Эстер попросила ее вести себя тише, так как здесь рядом, за дверью, лежит больной.
Эстер шла с горшком в руках, а впереди нее мчалась женщина с простертыми руками. Но, войдя в комнату, они обе мгновенно застыли как истуканы, не понимая, что здесь происходит. Иоселе-соловей сидел на кровати лицом к стене и пел, прижимая большим пальцем кадык, как это делали старомодные канторы. А все вокруг него стояли изумленные, потрясенные, растерянные.
Пел Иоселе очень странно. Пение это было чудесно до страшного и страшно тоскливо. Звуки вырывались из груди вместе с тяжким вздохом, обнимали слушателя всего, разили до мозга костей. Это было неслыханное, ни на что не похожее пение: лились чудные звуки, необычайные, прекрасные, чистые, мягкие и вместе с тем какие-то нечеловеческие, дикие, сумасшедшие. Неожиданно Иоселе закончил свое пение страшным «кукареку» и диким хохотом. У всех волосы стали дыбом; оцепеневшие, они только переглядывались между собой.

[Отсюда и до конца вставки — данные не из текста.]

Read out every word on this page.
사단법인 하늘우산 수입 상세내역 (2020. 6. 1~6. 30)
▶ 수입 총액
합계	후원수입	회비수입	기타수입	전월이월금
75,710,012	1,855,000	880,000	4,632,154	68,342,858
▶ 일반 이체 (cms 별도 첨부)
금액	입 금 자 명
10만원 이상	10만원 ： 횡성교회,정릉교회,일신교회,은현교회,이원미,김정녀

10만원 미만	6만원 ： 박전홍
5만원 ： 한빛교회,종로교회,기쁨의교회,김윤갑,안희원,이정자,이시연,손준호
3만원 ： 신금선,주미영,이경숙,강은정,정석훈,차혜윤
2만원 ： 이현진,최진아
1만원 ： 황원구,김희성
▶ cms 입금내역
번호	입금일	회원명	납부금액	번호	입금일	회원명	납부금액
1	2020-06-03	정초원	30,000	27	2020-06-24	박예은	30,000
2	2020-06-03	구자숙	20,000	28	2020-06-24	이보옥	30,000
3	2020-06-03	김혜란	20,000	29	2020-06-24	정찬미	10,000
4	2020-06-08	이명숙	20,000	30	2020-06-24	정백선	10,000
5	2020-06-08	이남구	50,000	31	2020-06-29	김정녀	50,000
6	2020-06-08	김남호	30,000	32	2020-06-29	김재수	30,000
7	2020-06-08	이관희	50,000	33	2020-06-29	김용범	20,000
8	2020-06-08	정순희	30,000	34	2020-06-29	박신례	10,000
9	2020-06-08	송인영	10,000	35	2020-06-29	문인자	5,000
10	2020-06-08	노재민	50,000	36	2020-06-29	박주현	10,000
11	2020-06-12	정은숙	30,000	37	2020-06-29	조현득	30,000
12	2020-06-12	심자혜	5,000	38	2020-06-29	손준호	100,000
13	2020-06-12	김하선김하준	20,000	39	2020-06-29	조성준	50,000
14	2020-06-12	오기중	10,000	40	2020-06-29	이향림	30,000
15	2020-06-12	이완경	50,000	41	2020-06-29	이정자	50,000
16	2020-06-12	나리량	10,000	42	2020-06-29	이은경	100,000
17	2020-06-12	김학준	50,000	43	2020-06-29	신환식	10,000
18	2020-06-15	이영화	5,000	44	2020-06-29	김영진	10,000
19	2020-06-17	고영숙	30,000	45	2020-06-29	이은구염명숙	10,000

— Вот! Вот она, кошка! Кошка явилась! — вскрикнул Иоселе, показывая на пришедшую с Эстер женщину (понятно, это была Переле). — Видите? Она опять здесь! Она опять здесь! Ловите ее! Гоните ее! Выбросьте вон! Она задушит меня! Что же вы стоите? Гав-гав-гав!
Иоселе соскочил, полуобнаженный, с кровати и хотел было кинуться к Переле, но та спряталась за Эстер и вцепилась обеими руками ей в плечо. Обе дрожали, как овечки. Но тут подбежал лекарь Юдл и, ухватив Иоселе за руки, потащил его обратно к постели. Иоселе упирался, отбивался изо всех сил. Наконец ему удалось вырваться из рук лекаря. В одно мгновенье он подбежал к Эстер, выхватил у нее горшок с кипящим бульоном и выплеснул его на Юдла.

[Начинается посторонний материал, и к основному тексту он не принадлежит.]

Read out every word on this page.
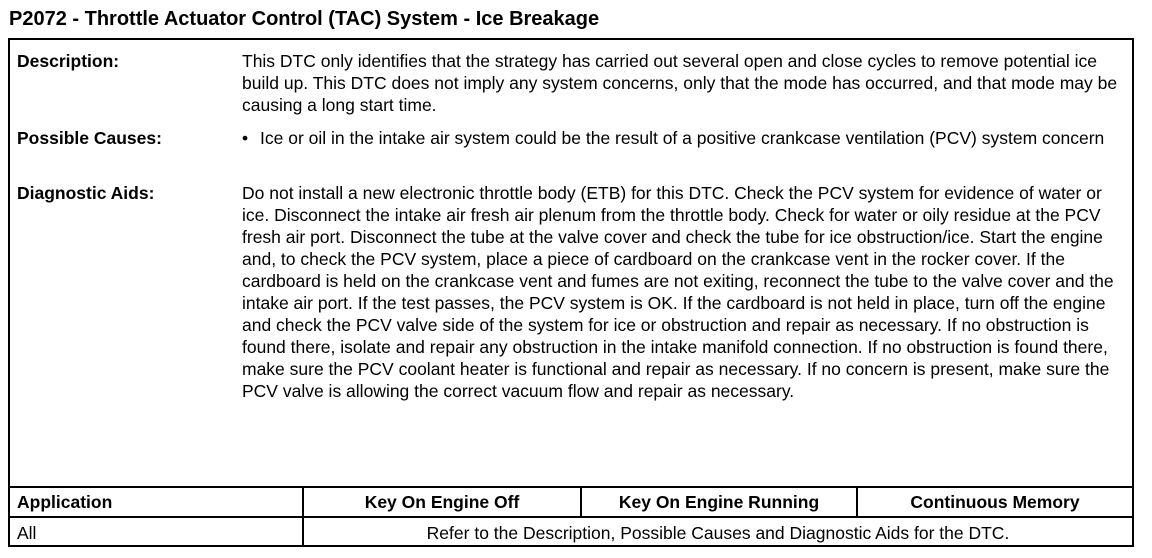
P2072 - Throttle Actuator Control (TAC) System - Ice Breakage
Description:	This DTC only identifies that the strategy has carried out several open and close cycles to remove potential ice build up. This DTC does not imply any system concerns, only that the mode has occurred, and that mode may be causing a long start time.
Possible Causes:	• Ice or oil in the intake air system could be the result of a positive crankcase ventilation (PCV) system concern
Diagnostic Aids:	Do not install a new electronic throttle body (ETB) for this DTC. Check the PCV system for evidence of water or ice. Disconnect the intake air fresh air plenum from the throttle body. Check for water or oily residue at the PCV fresh air port. Disconnect the tube at the valve cover and check the tube for ice obstruction/ice. Start the engine and, to check the PCV system, place a piece of cardboard on the crankcase vent in the rocker cover. If the cardboard is held on the crankcase vent and fumes are not exiting, reconnect the tube to the valve cover and the intake air port. If the test passes, the PCV system is OK. If the cardboard is not held in place, turn off the engine and check the PCV valve side of the system for ice or obstruction and repair as necessary. If no obstruction is found there, isolate and repair any obstruction in the intake manifold connection. If no obstruction is found there, make sure the PCV coolant heater is functional and repair as necessary. If no concern is present, make sure the PCV valve is allowing the correct vacuum flow and repair as necessary.
Application	Key On Engine Off	Key On Engine Running	Continuous Memory
All	Refer to the Description, Possible Causes and Diagnostic Aids for the DTC.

— Он с ума сошел! — закричал Юдл. — Что вы стоите как истуканы? Вяжите его! Скрутите его! Вы ведь видите, что он рехнулся!. . . . . . . . . . . . . . . . . . . . . . . . . . .

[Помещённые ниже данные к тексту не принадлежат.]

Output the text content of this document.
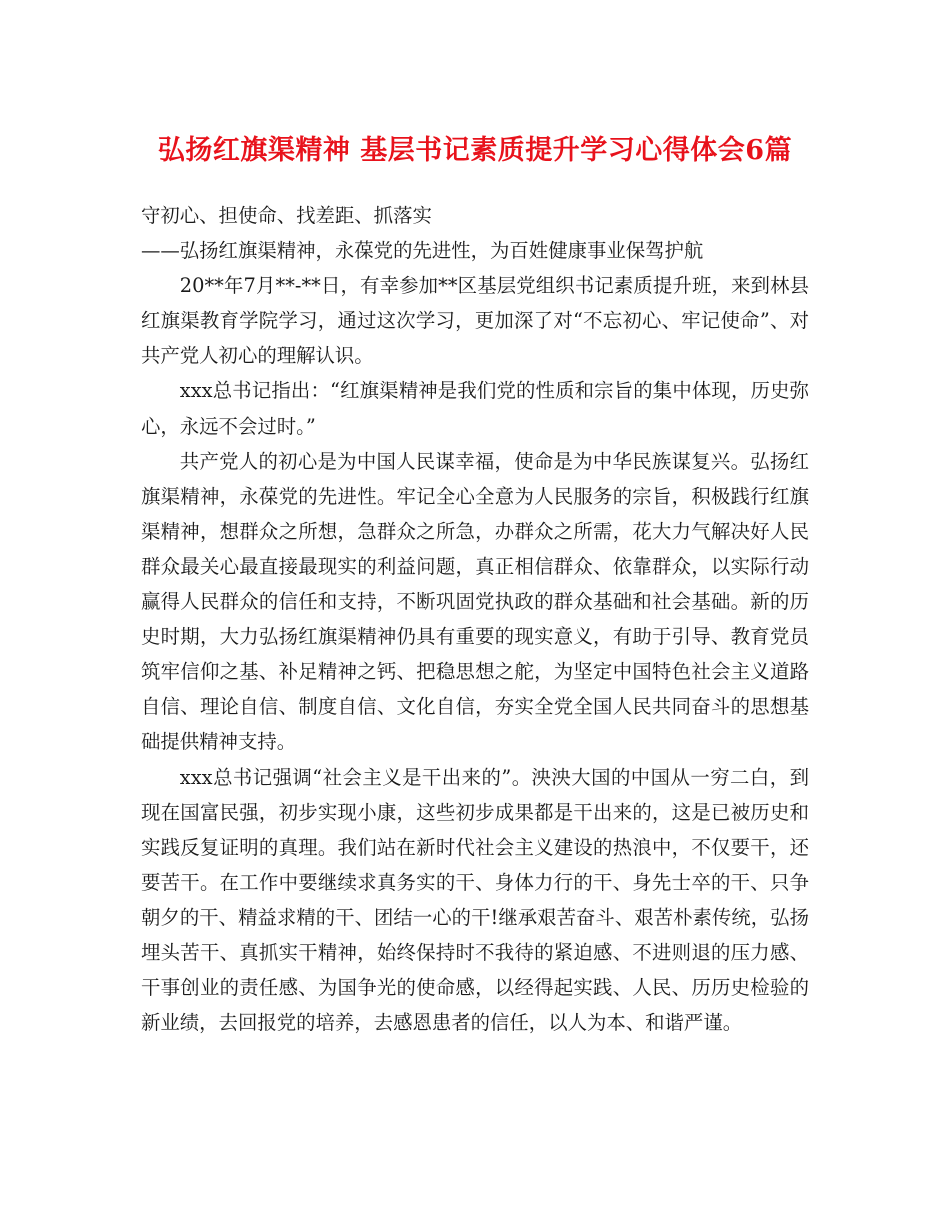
弘扬红旗渠精神 基层书记素质提升学习心得体会6篇

守初心、担使命、找差距、抓落实

——弘扬红旗渠精神，永葆党的先进性，为百姓健康事业保驾护航

20**年7月**-**日，有幸参加**区基层党组织书记素质提升班，来到林县红旗渠教育学院学习，通过这次学习，更加深了对“不忘初心、牢记使命”、对共产党人初心的理解认识。

xxx总书记指出：“红旗渠精神是我们党的性质和宗旨的集中体现，历史弥心，永远不会过时。”

共产党人的初心是为中国人民谋幸福，使命是为中华民族谋复兴。弘扬红旗渠精神，永葆党的先进性。牢记全心全意为人民服务的宗旨，积极践行红旗渠精神，想群众之所想，急群众之所急，办群众之所需，花大力气解决好人民群众最关心最直接最现实的利益问题，真正相信群众、依靠群众，以实际行动赢得人民群众的信任和支持，不断巩固党执政的群众基础和社会基础。新的历史时期，大力弘扬红旗渠精神仍具有重要的现实意义，有助于引导、教育党员筑牢信仰之基、补足精神之钙、把稳思想之舵，为坚定中国特色社会主义道路自信、理论自信、制度自信、文化自信，夯实全党全国人民共同奋斗的思想基础提供精神支持。

xxx总书记强调“社会主义是干出来的”。泱泱大国的中国从一穷二白，到现在国富民强，初步实现小康，这些初步成果都是干出来的，这是已被历史和实践反复证明的真理。我们站在新时代社会主义建设的热浪中，不仅要干，还要苦干。在工作中要继续求真务实的干、身体力行的干、身先士卒的干、只争朝夕的干、精益求精的干、团结一心的干!继承艰苦奋斗、艰苦朴素传统，弘扬埋头苦干、真抓实干精神，始终保持时不我待的紧迫感、不进则退的压力感、干事创业的责任感、为国争光的使命感，以经得起实践、人民、历历史检验的新业绩，去回报党的培养，去感恩患者的信任，以人为本、和谐严谨。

Через несколько дней несчастный Шмулик вынужден был собственноручно связать своего сына или, как говорил доктор Юдл, «скрутить его» и отвезти в Макаровку к цадику. Кто не видел, как несчастный Шмулик в ситцевом халате, с зеленым шарфом на шее, держит обеими руками Иоселе, чтобы тот не выпрыгнул из повозки, — кто этого не видел, должен жить лишних десять лет.
— Да, человеку нечем кичиться! — говорили провожавшие этих двух несчастных.